突撃して真っ先に目に入ってきたのは、スカイさ・・・なにこのかわいい生き物。

 

「フラワー?・・・どしたの?ドアの前で立ち尽くしちゃっ」

 

その言葉の続きを聞かず、私は思わず彼女を抱きしめる。・・・しまった、という後悔の念が、ワンテンポ遅れて頭の中にやってきた。

 

・・・同じ高さで、お互いの視線が合う。いつも見上げるだけだった透き通った水色の瞳が、私の目に飛び込んできた。

 

私と同じくらいにちっちゃくなってしまった彼女の頬に、ゆっくりと手をかける。

そして、彼女の小ぶりな唇に、私の唇を重ねて―――

 

「ちょっ・・・ストップ!!すとーっぷ!!」

 

―――ねようとした瞬間、彼女にすごい勢いで止められる。

 

「・・・・・あ」

 

顔を紅潮させている可愛い生き物・・・改め、ちっちゃくなったスカイさんの姿を見て、私はようやく今自分が何をしようとしていたのか理解する。

 

「うわぁぁっすいません!!本当に!!」

 

 

 

 

 

「・・・つーん。
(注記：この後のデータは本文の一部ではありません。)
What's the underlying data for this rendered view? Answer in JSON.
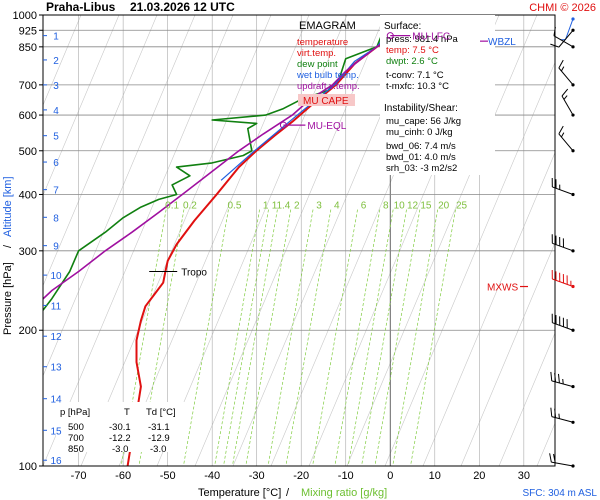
{
  "header": {
    "station": "Praha-Libus",
    "datetime": "21.03.2026 12 UTC",
    "copyright": "CHMI © 2026"
  },
  "legend": {
    "title": "EMAGRAM",
    "items": [
      {
        "label": "temperature",
        "color": "#e01010"
      },
      {
        "label": "virt.temp.",
        "color": "#e01010"
      },
      {
        "label": "dew point",
        "color": "#108010"
      },
      {
        "label": "wet bulb temp.",
        "color": "#2060e0"
      },
      {
        "label": "updraft v.temp.",
        "color": "#a010a0"
      }
    ],
    "mu_cape_badge": "MU CAPE"
  },
  "info": {
    "surface_title": "Surface:",
    "surface": [
      {
        "text": "press: 981.4 hPa",
        "color": "#000000"
      },
      {
        "text": "temp: 7.5 °C",
        "color": "#e01010"
      },
      {
        "text": "dwpt: 2.6 °C",
        "color": "#108010"
      },
      {
        "text": "t-conv: 7.1 °C",
        "color": "#000000"
      },
      {
        "text": "t-mxfc: 10.3 °C",
        "color": "#000000"
      }
    ],
    "instability_title": "Instability/Shear:",
    "instability": [
      "mu_cape: 56 J/kg",
      "mu_cinh: 0 J/kg",
      "bwd_06: 7.4 m/s",
      "bwd_01: 4.0 m/s",
      "srh_03: -3 m2/s2"
    ]
  },
  "table": {
    "headers": [
      "p [hPa]",
      "T",
      "Td [°C]"
    ],
    "rows": [
      [
        "500",
        "-30.1",
        "-31.1"
      ],
      [
        "700",
        "-12.2",
        "-12.9"
      ],
      [
        "850",
        "-3.0",
        "-3.0"
      ]
    ]
  },
  "axes": {
    "ylabel_pressure": "Pressure [hPa]",
    "ylabel_separator": "/",
    "ylabel_altitude": "Altitude [km]",
    "xlabel_temperature": "Temperature [°C]",
    "xlabel_separator": "/",
    "xlabel_mixing": "Mixing ratio [g/kg]",
    "sfc_label": "SFC: 304 m ASL"
  },
  "annotations": {
    "tropo": "Tropo",
    "mu_eql": "MU-EQL",
    "mu_lfc": "MU-LFC",
    "wbzl": "WBZL",
    "mxws": "MXWS"
  },
  "colors": {
    "temperature": "#e01010",
    "dewpoint": "#108010",
    "wetbulb": "#2060e0",
    "updraft": "#a010a0",
    "mixing": "#80cc40",
    "grid": "#aaaaaa",
    "skew": "#c8c8c8"
  },
  "chart_data": {
    "type": "line",
    "title": "Praha-Libus 21.03.2026 12 UTC",
    "xlabel": "Temperature [°C] / Mixing ratio [g/kg]",
    "ylabel": "Pressure [hPa] / Altitude [km]",
    "xlim": [
      -78,
      37
    ],
    "ylim": [
      1000,
      100
    ],
    "y_scale": "log",
    "x_ticks": [
      -70,
      -60,
      -50,
      -40,
      -30,
      -20,
      -10,
      0,
      10,
      20,
      30
    ],
    "pressure_levels": [
      100,
      200,
      300,
      400,
      500,
      600,
      700,
      850,
      925,
      1000
    ],
    "extra_pressure_grid": [
      400,
      500,
      600,
      700,
      850,
      925
    ],
    "altitude_ticks_km": [
      {
        "km": 1,
        "p": 900
      },
      {
        "km": 2,
        "p": 795
      },
      {
        "km": 3,
        "p": 700
      },
      {
        "km": 4,
        "p": 616
      },
      {
        "km": 5,
        "p": 540
      },
      {
        "km": 6,
        "p": 472
      },
      {
        "km": 7,
        "p": 410
      },
      {
        "km": 8,
        "p": 356
      },
      {
        "km": 9,
        "p": 308
      },
      {
        "km": 10,
        "p": 265
      },
      {
        "km": 11,
        "p": 227
      },
      {
        "km": 12,
        "p": 194
      },
      {
        "km": 13,
        "p": 166
      },
      {
        "km": 14,
        "p": 141
      },
      {
        "km": 15,
        "p": 120
      },
      {
        "km": 16,
        "p": 103
      }
    ],
    "mixing_ratio_labels": [
      {
        "label": "0.1",
        "x": -49
      },
      {
        "label": "0.2",
        "x": -45
      },
      {
        "label": "0.5",
        "x": -35
      },
      {
        "label": "1",
        "x": -28
      },
      {
        "label": "1",
        "x": -26
      },
      {
        "label": "1.4",
        "x": -24
      },
      {
        "label": "2",
        "x": -21
      },
      {
        "label": "3",
        "x": -16
      },
      {
        "label": "4",
        "x": -12
      },
      {
        "label": "6",
        "x": -6
      },
      {
        "label": "8",
        "x": -1
      },
      {
        "label": "10",
        "x": 2
      },
      {
        "label": "12",
        "x": 5
      },
      {
        "label": "15",
        "x": 8
      },
      {
        "label": "20",
        "x": 12
      },
      {
        "label": "25",
        "x": 16
      }
    ],
    "mixing_label_pressure": 380,
    "series": [
      {
        "name": "temperature",
        "points": [
          [
            7.5,
            981
          ],
          [
            5,
            940
          ],
          [
            2,
            905
          ],
          [
            -3,
            850
          ],
          [
            -8,
            780
          ],
          [
            -12.2,
            700
          ],
          [
            -17,
            640
          ],
          [
            -22,
            580
          ],
          [
            -26,
            540
          ],
          [
            -30.1,
            500
          ],
          [
            -34,
            460
          ],
          [
            -39,
            400
          ],
          [
            -44,
            350
          ],
          [
            -48,
            310
          ],
          [
            -50,
            285
          ],
          [
            -50.5,
            270
          ],
          [
            -51,
            255
          ],
          [
            -53,
            240
          ],
          [
            -55,
            226
          ],
          [
            -56,
            210
          ],
          [
            -57,
            190
          ],
          [
            -57,
            170
          ],
          [
            -56,
            150
          ],
          [
            -57,
            130
          ],
          [
            -58,
            115
          ],
          [
            -59,
            100
          ]
        ]
      },
      {
        "name": "dewpoint",
        "points": [
          [
            2.6,
            981
          ],
          [
            0,
            940
          ],
          [
            -2,
            900
          ],
          [
            -3,
            850
          ],
          [
            -10,
            800
          ],
          [
            -11.5,
            720
          ],
          [
            -12.9,
            700
          ],
          [
            -14,
            680
          ],
          [
            -20,
            650
          ],
          [
            -24,
            620
          ],
          [
            -28,
            600
          ],
          [
            -40,
            585
          ],
          [
            -30,
            575
          ],
          [
            -32,
            560
          ],
          [
            -31.1,
            500
          ],
          [
            -33,
            488
          ],
          [
            -40,
            470
          ],
          [
            -48,
            460
          ],
          [
            -45,
            440
          ],
          [
            -49,
            420
          ],
          [
            -48,
            400
          ],
          [
            -52,
            390
          ],
          [
            -56,
            375
          ],
          [
            -60,
            355
          ],
          [
            -64,
            330
          ],
          [
            -70,
            300
          ],
          [
            -72,
            270
          ],
          [
            -76,
            235
          ],
          [
            -79,
            215
          ]
        ]
      },
      {
        "name": "wet bulb temp.",
        "points": [
          [
            4.5,
            981
          ],
          [
            2,
            940
          ],
          [
            -1,
            900
          ],
          [
            -3,
            850
          ],
          [
            -8,
            790
          ],
          [
            -12.5,
            700
          ],
          [
            -20,
            610
          ],
          [
            -30.5,
            500
          ],
          [
            -38,
            430
          ]
        ]
      },
      {
        "name": "updraft v.temp.",
        "points": [
          [
            9,
            981
          ],
          [
            6,
            950
          ],
          [
            1,
            900
          ],
          [
            -3,
            850
          ],
          [
            -6.5,
            800
          ],
          [
            -10,
            750
          ],
          [
            -13,
            700
          ],
          [
            -18,
            650
          ],
          [
            -22,
            600
          ],
          [
            -28.5,
            545
          ],
          [
            -34,
            500
          ],
          [
            -40,
            450
          ],
          [
            -46,
            405
          ],
          [
            -52,
            365
          ],
          [
            -58,
            330
          ],
          [
            -64,
            300
          ],
          [
            -70,
            270
          ],
          [
            -76,
            245
          ],
          [
            -80,
            225
          ]
        ]
      }
    ],
    "markers": [
      {
        "name": "Tropo",
        "p": 270,
        "t": -51
      },
      {
        "name": "MU-EQL",
        "p": 570,
        "t": -24
      },
      {
        "name": "MU-LFC",
        "p": 900,
        "t": 0
      },
      {
        "name": "WBZL",
        "p": 875,
        "t": 28
      },
      {
        "name": "MXWS",
        "p": 250,
        "t": 32
      }
    ],
    "wind_barbs": [
      {
        "p": 980,
        "dir": 200,
        "speed_kt": 8,
        "color": "#2060e0"
      },
      {
        "p": 925,
        "dir": 220,
        "speed_kt": 10,
        "color": "#000000"
      },
      {
        "p": 850,
        "dir": 300,
        "speed_kt": 10,
        "color": "#000000"
      },
      {
        "p": 700,
        "dir": 320,
        "speed_kt": 15,
        "color": "#000000"
      },
      {
        "p": 600,
        "dir": 330,
        "speed_kt": 15,
        "color": "#000000"
      },
      {
        "p": 500,
        "dir": 320,
        "speed_kt": 15,
        "color": "#000000"
      },
      {
        "p": 400,
        "dir": 290,
        "speed_kt": 25,
        "color": "#000000"
      },
      {
        "p": 300,
        "dir": 290,
        "speed_kt": 40,
        "color": "#000000"
      },
      {
        "p": 250,
        "dir": 290,
        "speed_kt": 55,
        "color": "#e01010"
      },
      {
        "p": 200,
        "dir": 290,
        "speed_kt": 50,
        "color": "#000000"
      },
      {
        "p": 150,
        "dir": 285,
        "speed_kt": 35,
        "color": "#000000"
      },
      {
        "p": 125,
        "dir": 285,
        "speed_kt": 25,
        "color": "#000000"
      },
      {
        "p": 100,
        "dir": 280,
        "speed_kt": 20,
        "color": "#000000"
      }
    ]
  }
}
」

「ちょっ・・・ちょっと待ってくださいよスカイさん!!どうしてさっきから口きいてくれないんですか~っ!!」

 

何か言いたげな目で、彼女は私のほうをちらっと見る。・・・が、その直後またそっぽを向いてしまった。・・・なぜだ。なぜスカイさんはこんなにも不機嫌なんだ・・・。

 

「・・・ロリコンなフラワーさんのことはもう知りませ~んだ・・・」

「そんなぁぁっ!!」

 

ちっちゃいスカイさんとの学園生活は、なにやら前途多難な予感がしました・・・。